We can say something similar about forces. For instance, the force of gravity is an abstract description of the interaction of objects with mass. When we say that the force of gravity pulls objects with mass together, we are not saying that an abstract description of the interaction of objects pulls objects together. We are saying that there is some kind of physical interaction between these two objects which we describe with the abstraction known as “the force of gravity”.
To conclude, fields and forces are not the causes of anything. Fields are not how anything interacts with something else. A field simply describes certain types of physical interactions between physical objects. Objects do not interact via forces. No, forces are merely abstract descriptions of physical interactions between physical objects.
So let’s now answer the questions we asked at the beginning of this section “What about fields and forces? Does the wireless keyboard not interact with the computer via means of the electromagnetic field? Is this physical? If not, does this disprove the claim that physical objects must interact via physical means?”
Now we know that fields and forces are not physical things, they are merely abstractions that describe interactions between physical things. Therefore, fields and forces do not disprove the claim that physical objects must interact via physical means. On the contrary, they must describe some kind of physical interaction taking place between physical entities.
What about the Principle of Locality?
Does the principle of locality require that objects be close to one another? No, not really. The Principle of Physical Interactivity does not require two objects to be near to one another to interact with one another.
The Principle of Physical Interactivity does not consider distance and nor is distance relative to the principle. Objects may interact over any distance they want, as long as it is possible for there to be some kind of physical interaction between the two objects.
But the principle of locality says that for two objects to interact they must be nearby! Firstly, does it say that? Not really. It says that for two objects to instantly or near-instantly interact, they must be nearby. This is because it is assumed that any interaction between these particles must occur at light speed.
However, objects most certainly cannot interact with one another instantly. That is, in zero time. That is without motion, change or any other kind of action. So, instantaneous action is out of the question.

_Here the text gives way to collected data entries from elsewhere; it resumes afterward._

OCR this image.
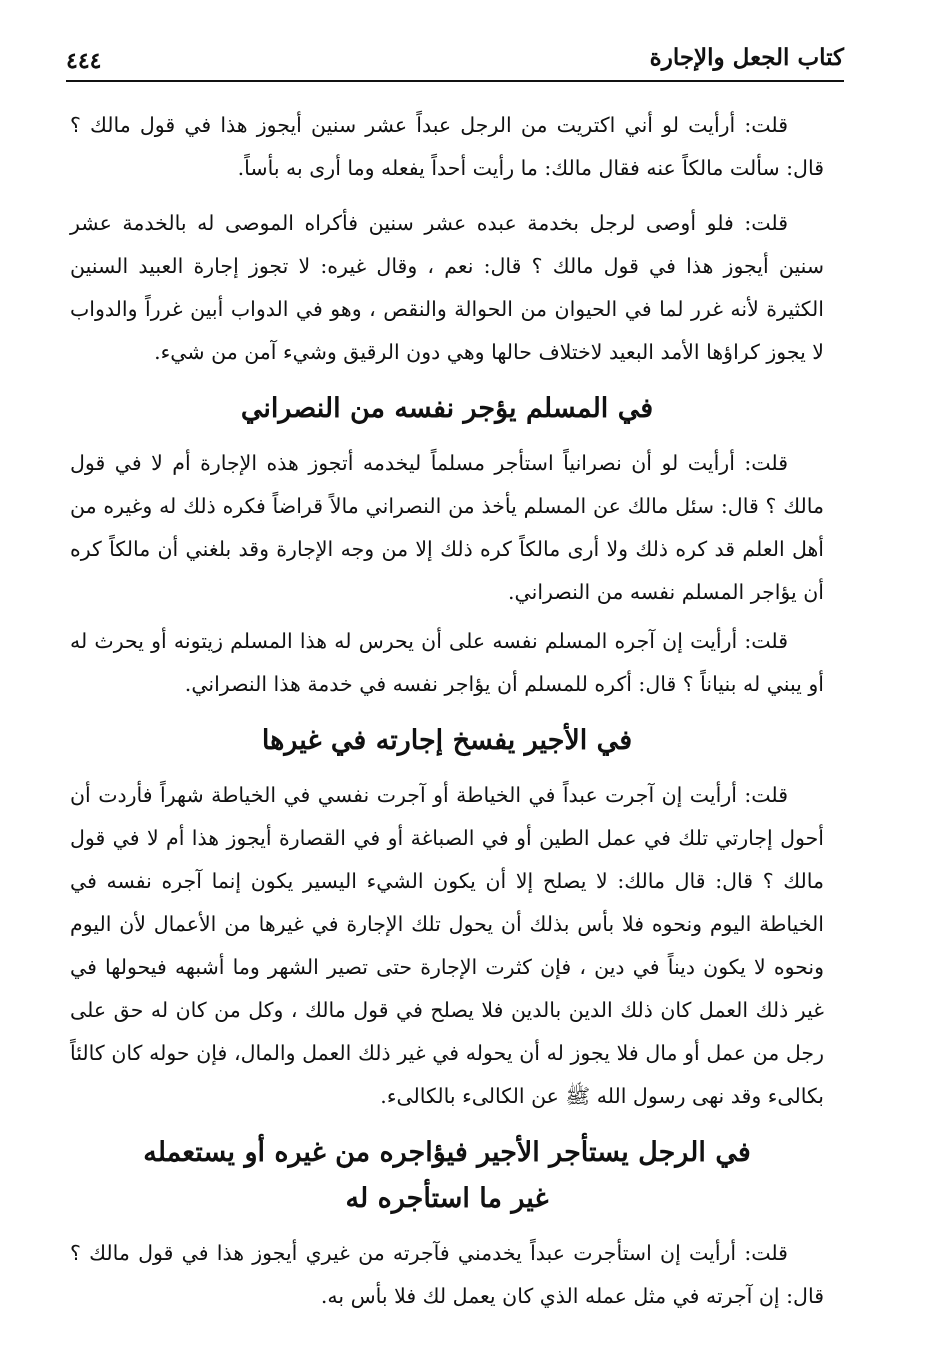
كتاب الجعل والإجارة
٤٤٤

قلت: أرأيت لو أني اكتريت من الرجل عبداً عشر سنين أيجوز هذا في قول مالك ؟ قال: سألت مالكاً عنه فقال مالك: ما رأيت أحداً يفعله وما أرى به بأساً.

قلت: فلو أوصى لرجل بخدمة عبده عشر سنين فأكراه الموصى له بالخدمة عشر سنين أيجوز هذا في قول مالك ؟ قال: نعم ، وقال غيره: لا تجوز إجارة العبيد السنين الكثيرة لأنه غرر لما في الحيوان من الحوالة والنقص ، وهو في الدواب أبين غرراً والدواب لا يجوز كراؤها الأمد البعيد لاختلاف حالها وهي دون الرقيق وشيء آمن من شيء.

في المسلم يؤجر نفسه من النصراني

قلت: أرأيت لو أن نصرانياً استأجر مسلماً ليخدمه أتجوز هذه الإجارة أم لا في قول مالك ؟ قال: سئل مالك عن المسلم يأخذ من النصراني مالاً قراضاً فكره ذلك له وغيره من أهل العلم قد كره ذلك ولا أرى مالكاً كره ذلك إلا من وجه الإجارة وقد بلغني أن مالكاً كره أن يؤاجر المسلم نفسه من النصراني.

قلت: أرأيت إن آجره المسلم نفسه على أن يحرس له هذا المسلم زيتونه أو يحرث له أو يبني له بنياناً ؟ قال: أكره للمسلم أن يؤاجر نفسه في خدمة هذا النصراني.

في الأجير يفسخ إجارته في غيرها

قلت: أرأيت إن آجرت عبداً في الخياطة أو آجرت نفسي في الخياطة شهراً فأردت أن أحول إجارتي تلك في عمل الطين أو في الصباغة أو في القصارة أيجوز هذا أم لا في قول مالك ؟ قال: قال مالك: لا يصلح إلا أن يكون الشيء اليسير يكون إنما آجره نفسه في الخياطة اليوم ونحوه فلا بأس بذلك أن يحول تلك الإجارة في غيرها من الأعمال لأن اليوم ونحوه لا يكون ديناً في دين ، فإن كثرت الإجارة حتى تصير الشهر وما أشبهه فيحولها في غير ذلك العمل كان ذلك الدين بالدين فلا يصلح في قول مالك ، وكل من كان له حق على رجل من عمل أو مال فلا يجوز له أن يحوله في غير ذلك العمل والمال، فإن حوله كان كالئاً بكالىء وقد نهى رسول الله ﷺ عن الكالىء بالكالىء.

في الرجل يستأجر الأجير فيؤاجره من غيره أو يستعمله
غير ما استأجره له

قلت: أرأيت إن استأجرت عبداً يخدمني فآجرته من غيري أيجوز هذا في قول مالك ؟ قال: إن آجرته في مثل عمله الذي كان يعمل لك فلا بأس به.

Philosophy has nothing to say about whether faster than light speed is possible. That is for physics to decide, not philosophy.
However, let us say that nothing can travel faster than light. Therefore, no physical actions can occur at faster than light speed and therefore two objects cannot interact at greater than light speed.
The principle of locality does not say that objects need to be nearby. It means that since the speed of light is a limiting factor, then either object must be sufficiently close that the speed of light is not an issue. Or the interaction must take however little time allowed by the speed of light.
It certainly does not say that two objects must be nearby to one another or that they have to touch.